2.4 Basis Of Arriving At The Disposal Consideration
The disposal consideration was arrived at on a willing-buyer willing-seller basis after taking into consideration the adjusted/revalued net assets ("NA") of the Dayang Companies as at 30 September 2007 of approximately RM122,913,259 in the following manner:-
(a) 45% of the audited NA of DESB as at 30 September 2007 of RM66,503,443 and after adjustment for a final dividend of RM4,000,000 declared in respect of the financial year ended 30 September 2007;
(b) 45% of the audited NA of DMSSB as at 30 September 2007 of RM55,871,579 and after taking into consideration a net revaluation surplus on the three (3) marine vessels of DMSSB of RM25,053,136. The market value of the marine vessels were valued by Messrs.
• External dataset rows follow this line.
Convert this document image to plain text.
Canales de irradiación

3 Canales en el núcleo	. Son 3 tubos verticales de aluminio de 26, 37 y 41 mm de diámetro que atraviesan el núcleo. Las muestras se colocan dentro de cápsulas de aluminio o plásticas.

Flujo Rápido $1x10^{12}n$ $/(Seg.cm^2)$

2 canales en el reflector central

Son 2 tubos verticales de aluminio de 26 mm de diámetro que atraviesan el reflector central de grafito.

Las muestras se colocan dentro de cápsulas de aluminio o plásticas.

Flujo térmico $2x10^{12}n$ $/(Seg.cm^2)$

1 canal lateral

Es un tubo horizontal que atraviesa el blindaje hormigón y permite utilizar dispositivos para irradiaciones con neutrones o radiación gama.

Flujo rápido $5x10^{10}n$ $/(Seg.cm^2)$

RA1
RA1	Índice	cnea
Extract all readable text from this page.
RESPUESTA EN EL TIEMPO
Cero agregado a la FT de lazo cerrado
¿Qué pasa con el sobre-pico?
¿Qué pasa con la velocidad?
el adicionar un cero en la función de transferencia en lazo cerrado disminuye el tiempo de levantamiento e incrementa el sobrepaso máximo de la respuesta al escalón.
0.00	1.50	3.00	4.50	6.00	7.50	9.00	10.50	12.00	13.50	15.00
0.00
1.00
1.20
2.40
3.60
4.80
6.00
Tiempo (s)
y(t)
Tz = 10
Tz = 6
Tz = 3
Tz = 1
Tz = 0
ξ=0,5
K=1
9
Knight Frank Ooi & Zaharin Sdn Bhd, an independent firm of valuers; and
(c) 45% of the audited NA of FTSB as at 30 September 2007 of RM4,538,237.
2.5 Basis Of Determining The Issue Price of the New Shares in DEHB
The issue price of approximately RM0.50 per new shares in DEHB to be issued pursuant to the Proposed Share Exchange is based on the par value of the shares in DEHB.
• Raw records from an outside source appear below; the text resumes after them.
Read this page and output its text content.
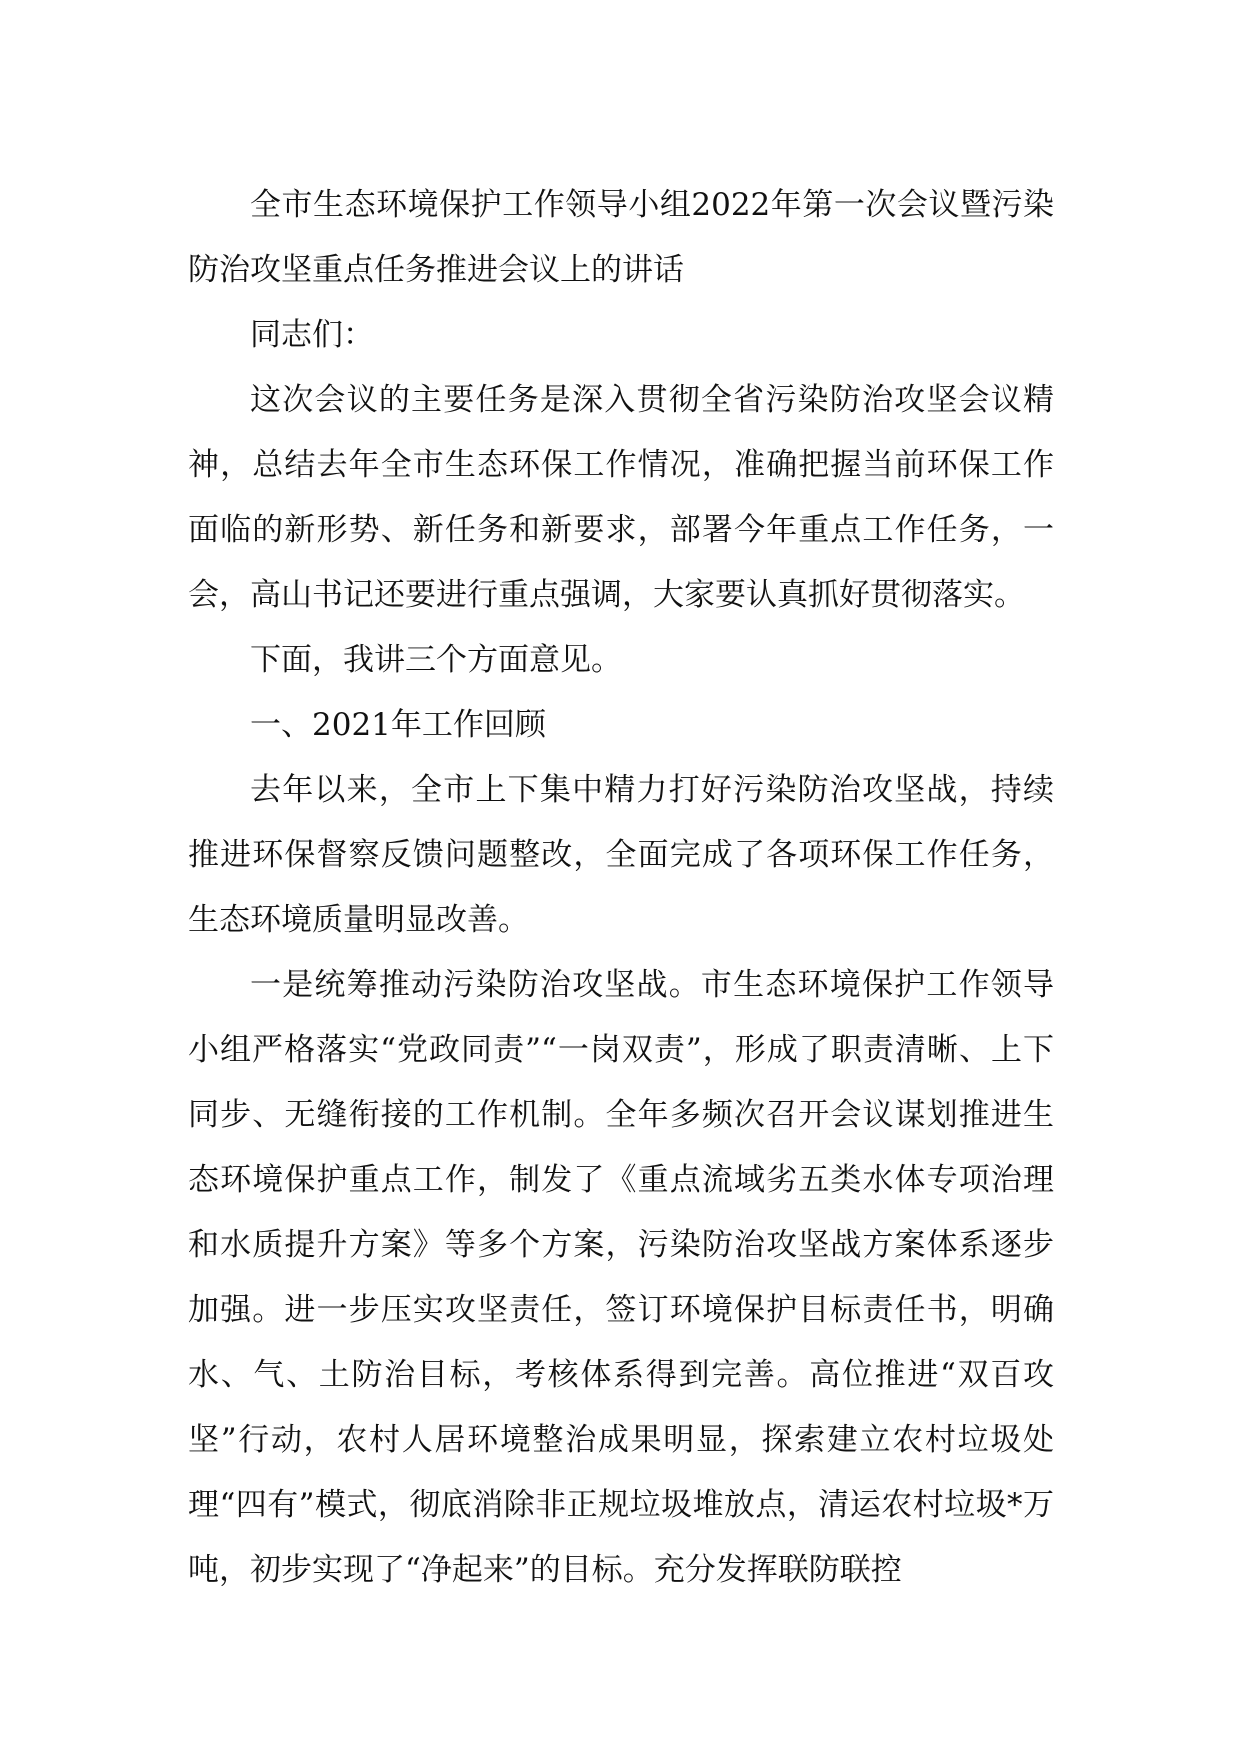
全市生态环境保护工作领导小组2022年第一次会议暨污染防治攻坚重点任务推进会议上的讲话

同志们：

这次会议的主要任务是深入贯彻全省污染防治攻坚会议精神，总结去年全市生态环保工作情况，准确把握当前环保工作面临的新形势、新任务和新要求，部署今年重点工作任务，一会，高山书记还要进行重点强调，大家要认真抓好贯彻落实。

下面，我讲三个方面意见。

一、2021年工作回顾

去年以来，全市上下集中精力打好污染防治攻坚战，持续推进环保督察反馈问题整改，全面完成了各项环保工作任务，生态环境质量明显改善。

一是统筹推动污染防治攻坚战。市生态环境保护工作领导小组严格落实“党政同责”“一岗双责”，形成了职责清晰、上下同步、无缝衔接的工作机制。全年多频次召开会议谋划推进生态环境保护重点工作，制发了《重点流域劣五类水体专项治理和水质提升方案》等多个方案，污染防治攻坚战方案体系逐步加强。进一步压实攻坚责任，签订环境保护目标责任书，明确水、气、土防治目标，考核体系得到完善。高位推进“双百攻坚”行动，农村人居环境整治成果明显，探索建立农村垃圾处理“四有”模式，彻底消除非正规垃圾堆放点，清运农村垃圾*万吨，初步实现了“净起来”的目标。充分发挥联防联控
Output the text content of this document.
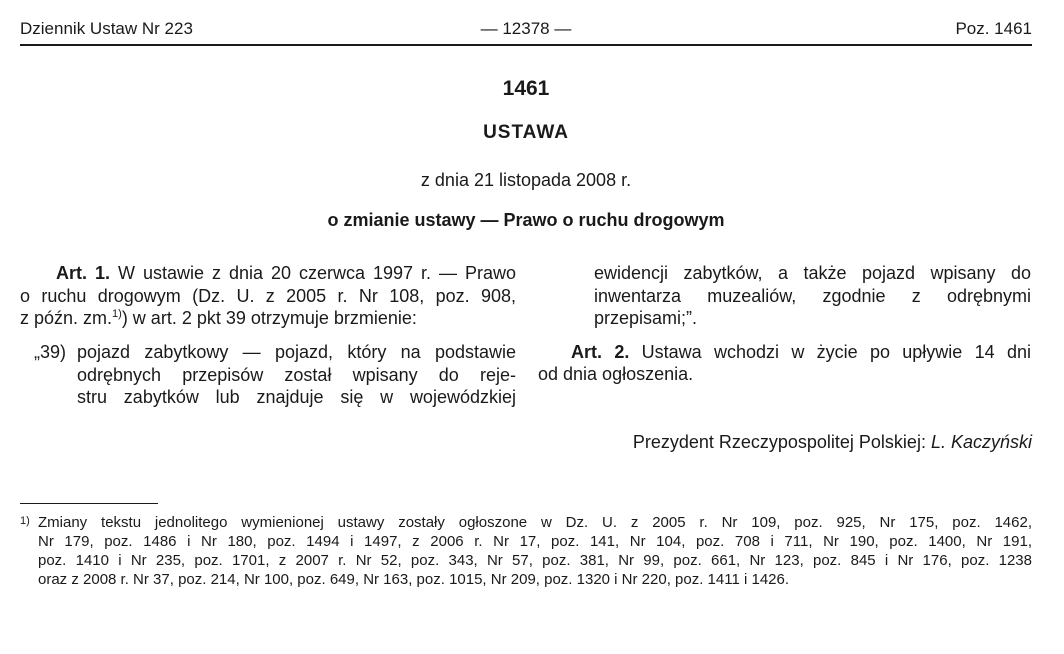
Dziennik Ustaw Nr 223	— 12378 —	Poz. 1461
1461
USTAWA
z dnia 21 listopada 2008 r.
o zmianie ustawy — Prawo o ruchu drogowym
Art. 1. W ustawie z dnia 20 czerwca 1997 r. — Prawo
o ruchu drogowym (Dz. U. z 2005 r. Nr 108, poz. 908,
z późn. zm.$^{1)}$) w art. 2 pkt 39 otrzymuje brzmienie:
„39) pojazd zabytkowy — pojazd, który na podstawie
odrębnych przepisów został wpisany do reje-
stru zabytków lub znajduje się w wojewódzkiej
ewidencji zabytków, a także pojazd wpisany do
inwentarza muzealiów, zgodnie z odrębnymi
przepisami;”.
Art. 2. Ustawa wchodzi w życie po upływie 14 dni
od dnia ogłoszenia.
Prezydent Rzeczypospolitej Polskiej: L. Kaczyński
1) Zmiany tekstu jednolitego wymienionej ustawy zostały ogłoszone w Dz. U. z 2005 r. Nr 109, poz. 925, Nr 175, poz. 1462,
Nr 179, poz. 1486 i Nr 180, poz. 1494 i 1497, z 2006 r. Nr 17, poz. 141, Nr 104, poz. 708 i 711, Nr 190, poz. 1400, Nr 191,
poz. 1410 i Nr 235, poz. 1701, z 2007 r. Nr 52, poz. 343, Nr 57, poz. 381, Nr 99, poz. 661, Nr 123, poz. 845 i Nr 176, poz. 1238
oraz z 2008 r. Nr 37, poz. 214, Nr 100, poz. 649, Nr 163, poz. 1015, Nr 209, poz. 1320 i Nr 220, poz. 1411 i 1426.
2.6 Rights and ranking of the New Shares in DEHB
The new shares in DEHB to be issued pursuant to the Proposed Share Exchange shall, upon allotment and issuance, shall rank pari passu in all respects with each other.
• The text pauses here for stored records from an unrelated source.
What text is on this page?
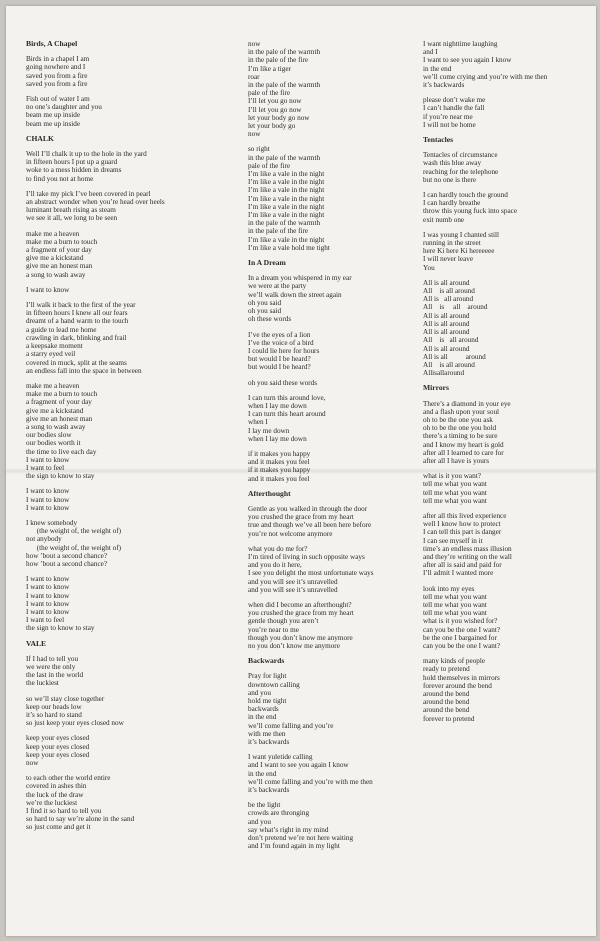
Birds, A Chapel
Birds in a chapel I am
going nowhere and I
saved you from a fire
saved you from a fire
Fish out of water I am
no one’s daughter and you
beam me up inside
beam me up inside
CHALK
Well I’ll chalk it up to the hole in the yard
in fifteen hours I put up a guard
woke to a mess hidden in dreams
to find you not at home
I’ll take my pick I’ve been covered in pearl
an abstract wonder when you’re head over heels
luminant breath rising as steam
we see it all, we long to be seen
make me a heaven
make me a burn to touch
a fragment of your day
give me a kickstand
give me an honest man
a song to wash away
I want to know
I’ll walk it back to the first of the year
in fifteen hours I knew all our fears
dreamt of a hand warm to the touch
a guide to lead me home
crawling in dark, blinking and frail
a keepsake moment
a starry eyed veil
covered in muck, split at the seams
an endless fall into the space in between
make me a heaven
make me a burn to touch
a fragment of your day
give me a kickstand
give me an honest man
a song to wash away
our bodies slow
our bodies worth it
the time to live each day
I want to know
I want to feel
the sign to know to stay
I want to know
I want to know
I want to know
I knew somebody
(the weight of, the weight of)
not anybody
(the weight of, the weight of)
how ’bout a second chance?
how ’bout a second chance?
I want to know
I want to know
I want to know
I want to know
I want to know
I want to feel
the sign to know to stay
VALE
If I had to tell you
we were the only
the last in the world
the luckiest
so we’ll stay close together
keep our heads low
it’s so hard to stand
so just keep your eyes closed now
keep your eyes closed
keep your eyes closed
keep your eyes closed
now
to each other the world entire
covered in ashes thin
the luck of the draw
we’re the luckiest
I find it so hard to tell you
so hard to say we’re alone in the sand
so just come and get it
now
in the pale of the warmth
in the pale of the fire
I’m like a tiger
roar
in the pale of the warmth
pale of the fire
I’ll let you go now
I’ll let you go now
let your body go now
let your body go
now
so right
in the pale of the warmth
pale of the fire
I’m like a vale in the night
I’m like a vale in the night
I’m like a vale in the night
I’m like a vale in the night
I’m like a vale in the night
I’m like a vale in the night
in the pale of the warmth
in the pale of the fire
I’m like a vale in the night
I’m like a vale hold me tight
In A Dream
In a dream you whispered in my ear
we were at the party
we’ll walk down the street again
oh you said
oh you said
oh these words
I’ve the eyes of a lion
I’ve the voice of a bird
I could lie here for hours
but would I be heard?
but would I be heard?
oh you said these words
I can turn this around love,
when I lay me down
I can turn this heart around
when I
I lay me down
when I lay me down
if it makes you happy
and it makes you feel
if it makes you happy
and it makes you feel
Afterthought
Gentle as you walked in through the door
you crushed the grace from my heart
true and though we’ve all been here before
you’re not welcome anymore
what you do me for?
I’m tired of living in such opposite ways
and you do it here,
I see you delight the most unfortunate ways
and you will see it’s unravelled
and you will see it’s unravelled
when did I become an afterthought?
you crushed the grace from my heart
gentle though you aren’t
you’re near to me
though you don’t know me anymore
no you don’t know me anymore
Backwards
Pray for light
downtown calling
and you
hold me tight
backwards
in the end
we’ll come falling and you’re
with me then
it’s backwards
I want yuletide calling
and I want to see you again I know
in the end
we’ll come falling and you’re with me then
it’s backwards
be the light
crowds are thronging
and you
say what’s right in my mind
don’t pretend we’re not here waiting
and I’m found again in my light
I want nighttime laughing
and I
I want to see you again I know
in the end
we’ll come crying and you’re with me then
it’s backwards
please don’t wake me
I can’t handle the fall
if you’re near me
I will not be home
Tentacles
Tentacles of circumstance
wash this blue away
reaching for the telephone
but no one is there
I can hardly touch the ground
I can hardly breathe
throw this young fuck into space
exit numb one
I was young I chanted still
running in the street
here Ki here Ki hereeeee
I will never leave
You
All is all around
All    is all around
All is   all around
All    is     all    around
All is all around
All is all around
All is all around
All    is   all around
All is all around
All is all          around
All    is all around
Allisallaround
Mirrors
There’s a diamond in your eye
and a flash upon your soul
oh to be the one you ask
oh to be the one you hold
there’s a timing to be sure
and I know my heart is gold
after all I learned to care for
after all I have is yours
what is it you want?
tell me what you want
tell me what you want
tell me what you want
after all this lived experience
well I know how to protect
I can tell this part is danger
I can see myself in it
time’s an endless mass illusion
and they’re writing on the wall
after all is said and paid for
I’ll admit I wanted more
look into my eyes
tell me what you want
tell me what you want
tell me what you want
what is it you wished for?
can you be the one I want?
be the one I bargained for
can you be the one I want?
many kinds of people
ready to pretend
hold themselves in mirrors
forever around the bend
around the bend
around the bend
around the bend
forever to pretend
3. BACKGROUND INFORMATION OF DEHB
DEHB was incorporated in Malaysia on 10th October 2005 under the Act as a public company. The authorized share capital of DEHB is RM100,000 comprising 200,000 ordinary shares of RM0.50 each, of which RM1.00 comprising 2 ordinary shares of RM0.50 each have been issued and fully paid-up. DEHB has not commenced operation.
The existing directors and shareholders of the DEHB are Ling Suk Kiong and Tengku Yusof Bin Tengku Ahmad Shahruddin, each holding one (1) ordinary share of RM0.50 each in DEHB.
4. RATIONALE
The Proposed Share Exchange is to facilitate the Proposed Listing of DEHB.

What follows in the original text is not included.